Articles | Volume 10, issue 5
Model evaluation paper
31 May 2017
Model evaluation paper |  | 31 May 2017

Continuous high-resolution midlatitude-belt simulations for July–August 2013 with WRF

Thomas Schwitalla, Hans-Stefan Bauer, Volker Wulfmeyer, and Kirsten Warrach-Sagi

Abstract. Increasing computational resources and the demands of impact modelers, stake holders, and society envision seasonal and climate simulations with the convection-permitting resolution. So far such a resolution is only achieved with a limited-area model whose results are impacted by zonal and meridional boundaries. Here, we present the setup of a latitude-belt domain that reduces disturbances originating from the western and eastern boundaries and therefore allows for studying the impact of model resolution and physical parameterization. The Weather Research and Forecasting (WRF) model coupled to the NOAH land–surface model was operated during July and August 2013 at two different horizontal resolutions, namely 0.03 (HIRES) and 0.12° (LOWRES). Both simulations were forced by the European Centre for Medium-Range Weather Forecasts (ECMWF) operational analysis data at the northern and southern domain boundaries, and the high-resolution Operational Sea Surface Temperature and Sea Ice Analysis (OSTIA) data at the sea surface.

The simulations are compared to the operational ECMWF analysis for the representation of large-scale features. To analyze the simulated precipitation, the operational ECMWF forecast, the CPC MORPHing (CMORPH), and the ENSEMBLES gridded observation precipitation data set (E-OBS) were used as references.

Analyzing pressure, geopotential height, wind, and temperature fields as well as precipitation revealed (1) a benefit from the higher resolution concerning the reduction of monthly biases, root mean square error, and an improved Pearson skill score, and (2) deficiencies in the physical parameterizations leading to notable biases in distinct regions like the polar Atlantic for the LOWRES simulation, the North Pacific, and Inner Mongolia for both resolutions.

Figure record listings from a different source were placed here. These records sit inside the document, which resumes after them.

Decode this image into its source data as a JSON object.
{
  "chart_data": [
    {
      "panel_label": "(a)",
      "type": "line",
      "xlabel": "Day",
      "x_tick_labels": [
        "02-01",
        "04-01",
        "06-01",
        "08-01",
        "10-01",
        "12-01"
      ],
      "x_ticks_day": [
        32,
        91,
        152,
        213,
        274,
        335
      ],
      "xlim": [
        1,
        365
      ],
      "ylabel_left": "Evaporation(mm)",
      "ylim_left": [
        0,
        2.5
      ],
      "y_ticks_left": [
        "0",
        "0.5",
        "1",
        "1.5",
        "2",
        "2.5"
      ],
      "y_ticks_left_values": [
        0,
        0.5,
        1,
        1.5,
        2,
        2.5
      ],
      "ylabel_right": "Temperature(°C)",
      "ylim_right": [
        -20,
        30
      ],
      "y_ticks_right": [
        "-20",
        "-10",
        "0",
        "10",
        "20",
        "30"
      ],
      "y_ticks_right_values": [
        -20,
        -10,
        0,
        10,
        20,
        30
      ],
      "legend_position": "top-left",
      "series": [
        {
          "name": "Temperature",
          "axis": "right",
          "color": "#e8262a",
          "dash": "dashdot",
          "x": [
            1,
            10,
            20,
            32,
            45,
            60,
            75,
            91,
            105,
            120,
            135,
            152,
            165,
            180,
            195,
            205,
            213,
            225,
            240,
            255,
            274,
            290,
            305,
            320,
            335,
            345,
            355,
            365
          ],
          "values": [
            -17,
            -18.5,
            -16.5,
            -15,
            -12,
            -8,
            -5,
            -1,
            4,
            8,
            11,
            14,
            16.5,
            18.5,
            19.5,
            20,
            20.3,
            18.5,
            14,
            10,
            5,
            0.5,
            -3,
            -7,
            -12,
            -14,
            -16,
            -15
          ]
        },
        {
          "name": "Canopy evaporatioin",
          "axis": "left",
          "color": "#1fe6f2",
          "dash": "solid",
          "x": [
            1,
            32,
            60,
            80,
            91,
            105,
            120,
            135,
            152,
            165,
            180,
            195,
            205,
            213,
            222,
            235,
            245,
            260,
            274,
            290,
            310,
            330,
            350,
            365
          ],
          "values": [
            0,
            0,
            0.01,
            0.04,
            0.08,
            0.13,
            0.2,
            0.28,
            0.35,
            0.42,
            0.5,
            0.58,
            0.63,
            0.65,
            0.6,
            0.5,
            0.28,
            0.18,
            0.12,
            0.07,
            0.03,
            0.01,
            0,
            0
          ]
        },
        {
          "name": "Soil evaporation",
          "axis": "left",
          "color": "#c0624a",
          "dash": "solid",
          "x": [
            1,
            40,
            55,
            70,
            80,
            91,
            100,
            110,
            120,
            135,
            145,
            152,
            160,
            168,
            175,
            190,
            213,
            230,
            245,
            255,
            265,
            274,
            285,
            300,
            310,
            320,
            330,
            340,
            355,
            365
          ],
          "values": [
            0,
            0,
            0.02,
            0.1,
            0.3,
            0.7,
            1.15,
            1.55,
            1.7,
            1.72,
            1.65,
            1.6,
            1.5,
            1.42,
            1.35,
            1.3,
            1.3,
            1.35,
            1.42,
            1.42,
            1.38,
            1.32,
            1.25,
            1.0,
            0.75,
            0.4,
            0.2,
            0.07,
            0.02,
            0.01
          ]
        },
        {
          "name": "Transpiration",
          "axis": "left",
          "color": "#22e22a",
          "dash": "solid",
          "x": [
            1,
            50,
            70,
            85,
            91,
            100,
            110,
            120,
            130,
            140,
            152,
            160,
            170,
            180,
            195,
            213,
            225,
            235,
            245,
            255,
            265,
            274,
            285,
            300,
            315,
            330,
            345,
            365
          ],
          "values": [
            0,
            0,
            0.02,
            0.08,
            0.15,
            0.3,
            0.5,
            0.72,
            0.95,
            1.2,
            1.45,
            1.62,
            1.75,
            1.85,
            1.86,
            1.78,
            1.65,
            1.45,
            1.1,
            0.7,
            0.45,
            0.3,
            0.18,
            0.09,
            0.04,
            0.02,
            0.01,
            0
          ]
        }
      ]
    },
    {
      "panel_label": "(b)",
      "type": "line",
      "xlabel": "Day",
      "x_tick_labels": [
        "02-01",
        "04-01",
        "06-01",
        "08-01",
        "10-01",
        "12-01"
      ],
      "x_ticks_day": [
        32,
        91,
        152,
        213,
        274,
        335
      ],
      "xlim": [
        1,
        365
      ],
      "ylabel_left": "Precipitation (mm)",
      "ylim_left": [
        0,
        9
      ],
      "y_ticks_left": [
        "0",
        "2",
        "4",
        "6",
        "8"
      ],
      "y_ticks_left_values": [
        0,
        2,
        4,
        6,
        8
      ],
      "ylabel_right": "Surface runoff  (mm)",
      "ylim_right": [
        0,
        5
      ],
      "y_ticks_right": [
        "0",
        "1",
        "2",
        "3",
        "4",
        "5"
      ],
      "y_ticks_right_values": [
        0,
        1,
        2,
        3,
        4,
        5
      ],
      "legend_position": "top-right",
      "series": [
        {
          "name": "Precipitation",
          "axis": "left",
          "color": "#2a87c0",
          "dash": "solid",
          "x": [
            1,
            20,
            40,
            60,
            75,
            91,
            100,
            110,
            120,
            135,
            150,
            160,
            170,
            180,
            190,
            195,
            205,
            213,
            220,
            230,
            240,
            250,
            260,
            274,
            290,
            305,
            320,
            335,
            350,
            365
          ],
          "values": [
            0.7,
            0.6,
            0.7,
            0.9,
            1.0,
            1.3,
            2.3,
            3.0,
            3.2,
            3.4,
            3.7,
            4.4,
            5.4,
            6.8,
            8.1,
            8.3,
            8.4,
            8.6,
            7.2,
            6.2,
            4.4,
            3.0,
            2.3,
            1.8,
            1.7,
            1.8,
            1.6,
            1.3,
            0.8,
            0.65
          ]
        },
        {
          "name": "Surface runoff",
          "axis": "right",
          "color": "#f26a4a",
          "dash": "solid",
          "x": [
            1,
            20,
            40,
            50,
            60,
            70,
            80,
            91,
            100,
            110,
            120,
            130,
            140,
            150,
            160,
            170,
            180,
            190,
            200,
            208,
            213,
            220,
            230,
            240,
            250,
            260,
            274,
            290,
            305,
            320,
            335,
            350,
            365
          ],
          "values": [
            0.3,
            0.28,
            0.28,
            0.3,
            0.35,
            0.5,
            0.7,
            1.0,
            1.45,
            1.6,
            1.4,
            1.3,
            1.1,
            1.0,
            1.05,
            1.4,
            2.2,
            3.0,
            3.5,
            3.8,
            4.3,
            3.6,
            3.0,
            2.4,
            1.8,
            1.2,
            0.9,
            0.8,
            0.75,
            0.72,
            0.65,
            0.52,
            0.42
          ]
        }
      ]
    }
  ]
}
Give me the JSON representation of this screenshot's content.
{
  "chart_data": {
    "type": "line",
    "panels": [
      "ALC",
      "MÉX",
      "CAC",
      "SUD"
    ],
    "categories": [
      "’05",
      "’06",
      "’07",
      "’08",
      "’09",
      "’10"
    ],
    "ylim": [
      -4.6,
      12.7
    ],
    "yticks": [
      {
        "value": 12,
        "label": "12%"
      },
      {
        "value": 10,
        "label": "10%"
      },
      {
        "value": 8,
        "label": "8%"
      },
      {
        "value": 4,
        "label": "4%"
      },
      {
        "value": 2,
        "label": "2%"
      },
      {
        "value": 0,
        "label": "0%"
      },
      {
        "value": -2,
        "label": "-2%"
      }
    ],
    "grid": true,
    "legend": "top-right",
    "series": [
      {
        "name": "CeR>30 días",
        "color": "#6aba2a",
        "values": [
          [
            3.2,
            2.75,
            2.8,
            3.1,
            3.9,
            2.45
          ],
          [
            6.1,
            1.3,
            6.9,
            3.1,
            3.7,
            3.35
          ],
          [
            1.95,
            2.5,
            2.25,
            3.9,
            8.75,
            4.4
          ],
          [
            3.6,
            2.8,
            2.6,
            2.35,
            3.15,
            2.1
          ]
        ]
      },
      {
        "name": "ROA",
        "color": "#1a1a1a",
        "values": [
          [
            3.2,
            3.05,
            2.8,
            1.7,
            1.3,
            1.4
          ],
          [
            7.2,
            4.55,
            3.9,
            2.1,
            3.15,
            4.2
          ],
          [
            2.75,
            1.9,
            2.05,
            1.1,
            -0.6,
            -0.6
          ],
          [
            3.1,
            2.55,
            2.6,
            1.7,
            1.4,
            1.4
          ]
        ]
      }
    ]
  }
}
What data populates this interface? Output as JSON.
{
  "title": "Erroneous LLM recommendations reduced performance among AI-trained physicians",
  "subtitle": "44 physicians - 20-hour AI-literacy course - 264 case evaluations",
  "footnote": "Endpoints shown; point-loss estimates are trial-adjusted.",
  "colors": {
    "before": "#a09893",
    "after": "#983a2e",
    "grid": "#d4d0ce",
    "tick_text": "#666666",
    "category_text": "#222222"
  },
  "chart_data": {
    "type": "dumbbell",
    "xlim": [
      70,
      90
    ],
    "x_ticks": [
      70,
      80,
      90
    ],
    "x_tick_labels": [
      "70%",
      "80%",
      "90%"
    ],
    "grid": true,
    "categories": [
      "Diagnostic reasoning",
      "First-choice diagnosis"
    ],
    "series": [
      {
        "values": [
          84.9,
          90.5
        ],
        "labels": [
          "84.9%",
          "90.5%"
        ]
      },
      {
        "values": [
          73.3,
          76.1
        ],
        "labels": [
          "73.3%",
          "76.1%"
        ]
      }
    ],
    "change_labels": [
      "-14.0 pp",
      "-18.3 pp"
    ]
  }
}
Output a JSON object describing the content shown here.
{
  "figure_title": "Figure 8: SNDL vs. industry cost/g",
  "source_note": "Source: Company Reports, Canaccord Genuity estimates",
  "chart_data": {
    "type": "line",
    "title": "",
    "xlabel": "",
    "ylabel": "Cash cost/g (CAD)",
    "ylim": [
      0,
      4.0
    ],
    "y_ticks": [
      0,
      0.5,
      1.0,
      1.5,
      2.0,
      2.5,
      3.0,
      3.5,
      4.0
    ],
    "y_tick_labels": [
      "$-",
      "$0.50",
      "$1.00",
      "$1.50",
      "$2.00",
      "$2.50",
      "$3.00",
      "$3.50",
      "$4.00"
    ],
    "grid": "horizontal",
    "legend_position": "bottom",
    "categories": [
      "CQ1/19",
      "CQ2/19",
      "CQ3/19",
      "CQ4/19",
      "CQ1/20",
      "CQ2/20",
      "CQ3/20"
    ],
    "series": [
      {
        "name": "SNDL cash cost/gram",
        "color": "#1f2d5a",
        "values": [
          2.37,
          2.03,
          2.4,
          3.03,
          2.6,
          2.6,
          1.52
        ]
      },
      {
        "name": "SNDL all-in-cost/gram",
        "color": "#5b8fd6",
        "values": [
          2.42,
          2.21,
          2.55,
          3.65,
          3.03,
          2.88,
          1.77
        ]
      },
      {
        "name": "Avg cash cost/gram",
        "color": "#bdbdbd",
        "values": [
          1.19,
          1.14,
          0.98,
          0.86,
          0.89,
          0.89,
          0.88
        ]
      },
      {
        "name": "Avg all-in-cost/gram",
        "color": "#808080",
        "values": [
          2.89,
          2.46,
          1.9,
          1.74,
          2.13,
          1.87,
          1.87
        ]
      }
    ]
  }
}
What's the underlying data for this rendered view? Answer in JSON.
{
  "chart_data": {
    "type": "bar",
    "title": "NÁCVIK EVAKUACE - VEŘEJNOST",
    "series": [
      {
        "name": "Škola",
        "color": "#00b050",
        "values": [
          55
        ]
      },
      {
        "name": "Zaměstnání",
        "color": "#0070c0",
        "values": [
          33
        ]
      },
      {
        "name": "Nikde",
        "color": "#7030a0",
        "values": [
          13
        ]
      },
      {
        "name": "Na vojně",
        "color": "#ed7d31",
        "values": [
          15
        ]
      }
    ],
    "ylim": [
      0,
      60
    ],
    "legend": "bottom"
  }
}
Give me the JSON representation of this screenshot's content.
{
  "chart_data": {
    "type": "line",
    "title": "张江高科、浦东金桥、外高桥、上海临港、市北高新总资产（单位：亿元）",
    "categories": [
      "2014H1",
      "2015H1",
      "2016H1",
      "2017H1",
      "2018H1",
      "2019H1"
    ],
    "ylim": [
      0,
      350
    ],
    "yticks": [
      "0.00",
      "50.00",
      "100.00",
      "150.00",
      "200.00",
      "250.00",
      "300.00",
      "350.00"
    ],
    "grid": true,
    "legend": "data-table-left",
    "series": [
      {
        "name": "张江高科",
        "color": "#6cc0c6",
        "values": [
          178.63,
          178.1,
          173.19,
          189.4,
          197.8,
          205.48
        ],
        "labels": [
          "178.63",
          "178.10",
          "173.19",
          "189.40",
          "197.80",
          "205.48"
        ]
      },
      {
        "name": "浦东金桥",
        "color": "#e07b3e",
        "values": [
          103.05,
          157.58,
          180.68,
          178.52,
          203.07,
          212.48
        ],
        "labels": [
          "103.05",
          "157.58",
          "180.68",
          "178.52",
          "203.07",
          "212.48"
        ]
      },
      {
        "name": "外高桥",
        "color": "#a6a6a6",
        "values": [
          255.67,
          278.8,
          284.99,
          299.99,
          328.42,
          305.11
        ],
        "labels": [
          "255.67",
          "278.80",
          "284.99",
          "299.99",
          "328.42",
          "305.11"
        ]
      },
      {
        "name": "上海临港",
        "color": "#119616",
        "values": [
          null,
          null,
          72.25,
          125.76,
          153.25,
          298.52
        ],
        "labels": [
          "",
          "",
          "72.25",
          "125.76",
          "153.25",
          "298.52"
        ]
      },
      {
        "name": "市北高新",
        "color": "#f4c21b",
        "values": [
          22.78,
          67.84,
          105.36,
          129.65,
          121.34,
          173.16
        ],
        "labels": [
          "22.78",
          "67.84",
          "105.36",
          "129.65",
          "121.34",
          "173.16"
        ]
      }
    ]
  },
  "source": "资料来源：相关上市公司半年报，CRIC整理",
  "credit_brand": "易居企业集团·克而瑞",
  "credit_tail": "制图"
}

In summary, the application of a latitude belt on a convection-permitting resolution shows promising results that are beneficial for future seasonal forecasting.

Short summary
Due to computational constraints, extended-range forecasts on the convection-permitting (CP) scale are often performed using a limited-area model. To overcome disturbances by lateral boundary conditions, a CP latitude belt simulation in the Northern Hemisphere was performed for July and August 2013. This approach allows for the study of resolution and parameterization impacts. The results demonstrate an improved representation of the general circulation and precipitation patterns.